A limitation of our study is that the measurement of cholesterol efflux capacity does not reflect the whole of reverse cholesterol transport. However, cholesterol efflux is the first major step within this pathway and the technology used has been shown to be useful in several clinical studies by us and by others [15,21,22]. Additionally, our study group consisted of patients referred to coronary angiography. Therefore, our findings cannot be translated to the general population. Finally, lipoprotein parameters and cholesterol efflux capacity were measured once at baseline. We were not able to adjust for possible moderate fluctuations of these parameters during the follow-up.

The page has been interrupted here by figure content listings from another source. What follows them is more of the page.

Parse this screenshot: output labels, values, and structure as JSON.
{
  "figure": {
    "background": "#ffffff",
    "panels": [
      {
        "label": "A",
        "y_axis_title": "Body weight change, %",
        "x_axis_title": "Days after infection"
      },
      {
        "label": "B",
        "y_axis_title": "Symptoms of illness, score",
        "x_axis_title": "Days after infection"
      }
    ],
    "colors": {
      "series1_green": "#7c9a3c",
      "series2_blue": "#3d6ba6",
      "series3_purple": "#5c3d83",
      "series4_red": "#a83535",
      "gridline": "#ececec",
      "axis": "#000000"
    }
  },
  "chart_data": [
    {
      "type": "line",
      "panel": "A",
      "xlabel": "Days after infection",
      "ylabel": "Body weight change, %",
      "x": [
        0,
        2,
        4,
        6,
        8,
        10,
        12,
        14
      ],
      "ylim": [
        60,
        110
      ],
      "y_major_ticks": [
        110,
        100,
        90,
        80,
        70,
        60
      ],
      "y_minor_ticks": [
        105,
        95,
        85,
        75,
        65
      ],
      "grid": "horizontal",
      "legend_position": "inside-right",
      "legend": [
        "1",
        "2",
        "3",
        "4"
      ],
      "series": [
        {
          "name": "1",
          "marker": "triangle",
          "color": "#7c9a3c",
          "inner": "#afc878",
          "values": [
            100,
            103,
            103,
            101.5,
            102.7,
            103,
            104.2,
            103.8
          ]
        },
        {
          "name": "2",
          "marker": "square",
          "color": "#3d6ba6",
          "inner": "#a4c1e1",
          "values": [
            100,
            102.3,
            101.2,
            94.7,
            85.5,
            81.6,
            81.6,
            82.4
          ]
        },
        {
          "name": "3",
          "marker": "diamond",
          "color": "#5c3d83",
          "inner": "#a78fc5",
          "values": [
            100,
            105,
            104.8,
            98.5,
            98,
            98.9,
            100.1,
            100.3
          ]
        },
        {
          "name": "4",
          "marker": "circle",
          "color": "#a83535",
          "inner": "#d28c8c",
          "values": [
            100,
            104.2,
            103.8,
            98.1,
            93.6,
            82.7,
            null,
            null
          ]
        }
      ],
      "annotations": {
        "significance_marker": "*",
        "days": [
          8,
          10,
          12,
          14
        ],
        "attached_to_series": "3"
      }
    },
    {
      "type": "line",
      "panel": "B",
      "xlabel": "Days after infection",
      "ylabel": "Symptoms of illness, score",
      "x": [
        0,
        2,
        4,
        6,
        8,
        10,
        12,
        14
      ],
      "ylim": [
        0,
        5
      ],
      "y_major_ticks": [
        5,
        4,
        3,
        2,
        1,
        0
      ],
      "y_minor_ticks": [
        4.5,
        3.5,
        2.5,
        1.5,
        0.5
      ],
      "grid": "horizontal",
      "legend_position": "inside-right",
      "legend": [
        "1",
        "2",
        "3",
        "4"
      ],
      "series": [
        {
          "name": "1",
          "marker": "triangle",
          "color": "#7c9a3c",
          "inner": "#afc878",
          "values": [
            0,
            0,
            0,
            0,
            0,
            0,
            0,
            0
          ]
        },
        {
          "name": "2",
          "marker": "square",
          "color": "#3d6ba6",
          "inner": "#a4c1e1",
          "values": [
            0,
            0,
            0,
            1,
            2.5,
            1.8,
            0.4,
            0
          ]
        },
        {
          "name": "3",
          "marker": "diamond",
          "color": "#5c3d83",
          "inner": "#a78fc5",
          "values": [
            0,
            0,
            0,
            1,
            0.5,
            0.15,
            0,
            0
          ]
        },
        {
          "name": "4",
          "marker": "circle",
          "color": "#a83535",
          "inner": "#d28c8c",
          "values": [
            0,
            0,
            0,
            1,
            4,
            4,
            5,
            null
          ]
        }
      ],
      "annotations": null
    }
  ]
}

Major strengths of this work are the detailed clinical and metabolic characterization of the LURIC participants and the long duration of the follow-up, with a large number of fatal cardiovascular events. Another advantage was the availability of genetic data. Accordingly, we were able to show the relationship between cholesterol efflux and kidney function by analyzing the association between efflux capacity and SNPs, which have been shown to be associated with eGFR in a meta-analysis of genome-wide association studies combining data from 133,413 individuals [16].

5. Conclusions

Our study supports the concept of dysfunctional HDL in chronic kidney disease patients. We found a strong association of cholesterol efflux capacity with kidney function as well as with cardiovascular mortality. However, detailed analyses of our data contradict the assumption that cholesterol efflux is mediating the effect of kidney function on cardiovascular outcomes. We are therefore proposing the view that cholesterol efflux and kidney function are exerting their effects on cardiovascular mortality via different and independent pathways.